One saves on model invocation costs, while the other saves on idle loop costs.

However, the Advisor Strategy and Monitor are not isolated moves. Coupled with the previously released Managed Agents, where Anthropic handles all agent operations and infrastructure for just $0.08 per hour, the direction becomes clear.

Anthropic is no longer just a company selling model APIs. They are building a complete agent runtime platform, covering everything from model scheduling to task execution to cloud hosting.

You No Longer Need to Manage Agents Yourself

The Advisor Strategy and Monitor optimize how agents operate, while Managed Agents address the more fundamental issue of who manages the infrastructure.

At $0.08 per session hour, with sandbox isolation, automatic disconnection recovery, and sessions capable of running autonomously for hours, Anthropic covers it all.

Managed Agents handle operations, while MCP Connectors manage tool integration.

Anthropic’s Connectors Directory covers tools like Asana, Notion, and Sentry, with standard OAuth for one-click integration.

On the other hand, on April 4, they cut off the API access for OpenClaw subscriptions through Claude, forcing users to either switch backends or pay by usage, effectively doubling costs.

This combination of strategies pushes their ecosystem while cutting off competitors’ supplies.

As one user summarized on HN, “the core is not about eliminating competitors but getting developers accustomed to running agents on Anthropic’s platform.”

From Selling Models to Selling Runtime

The Advisor Strategy manages scheduling, Monitor enhances efficiency, Managed Agents handle infrastructure, and MCP Connectors manage the ecosystem.
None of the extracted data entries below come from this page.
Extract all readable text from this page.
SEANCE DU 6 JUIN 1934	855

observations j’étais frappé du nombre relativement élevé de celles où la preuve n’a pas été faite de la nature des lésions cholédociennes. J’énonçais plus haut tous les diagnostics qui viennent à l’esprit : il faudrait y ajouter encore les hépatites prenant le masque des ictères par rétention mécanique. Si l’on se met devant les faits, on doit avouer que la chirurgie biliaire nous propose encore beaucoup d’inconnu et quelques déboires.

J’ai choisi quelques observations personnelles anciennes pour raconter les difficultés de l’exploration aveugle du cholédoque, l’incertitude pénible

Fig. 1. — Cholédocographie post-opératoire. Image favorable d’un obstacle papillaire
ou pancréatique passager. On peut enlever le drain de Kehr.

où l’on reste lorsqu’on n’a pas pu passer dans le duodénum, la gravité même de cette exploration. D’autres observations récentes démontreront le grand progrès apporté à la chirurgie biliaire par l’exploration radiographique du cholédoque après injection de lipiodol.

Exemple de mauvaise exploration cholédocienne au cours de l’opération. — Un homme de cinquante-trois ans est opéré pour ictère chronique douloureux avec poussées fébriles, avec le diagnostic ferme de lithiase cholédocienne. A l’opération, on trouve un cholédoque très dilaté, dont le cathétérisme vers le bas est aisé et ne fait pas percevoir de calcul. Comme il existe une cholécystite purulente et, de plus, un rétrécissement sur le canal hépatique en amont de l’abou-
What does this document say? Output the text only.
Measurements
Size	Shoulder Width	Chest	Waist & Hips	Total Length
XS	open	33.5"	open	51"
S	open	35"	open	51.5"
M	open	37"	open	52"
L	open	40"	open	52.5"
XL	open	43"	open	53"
Together, they form a complete agent platform.

Anthropic is not just selling chatbots; they are offering a solution where you only need to say what you want to do, and they handle the rest.

Moreover, their ambitions may extend beyond software. According to a Reuters report this week, Anthropic is exploring self-developed AI chips, which are still in early stages.

The numbers supporting this ambition show an annual revenue exceeding $30 billion, up from $9 billion at the end of last year. Their enterprise AI revenue has already reached a 50:50 share with OpenAI.

Whether this strategy will succeed depends on developers’ willingness to entrust agent logic to Anthropic’s platform.

Sentry, Notion, and Rakuten have already cast their votes.

Easter Egg

How big is Claude? This is the most sought-after black box in the AI community.

Elon Musk casually revealed a number while comparing his Grok 4.2 with Claude—

Claude Sonnet has approximately 1 trillion parameters, while Opus boasts a staggering 5 trillion.

Some experts speculate that Claude Mythos’s size is at least 10 trillion, or even larger.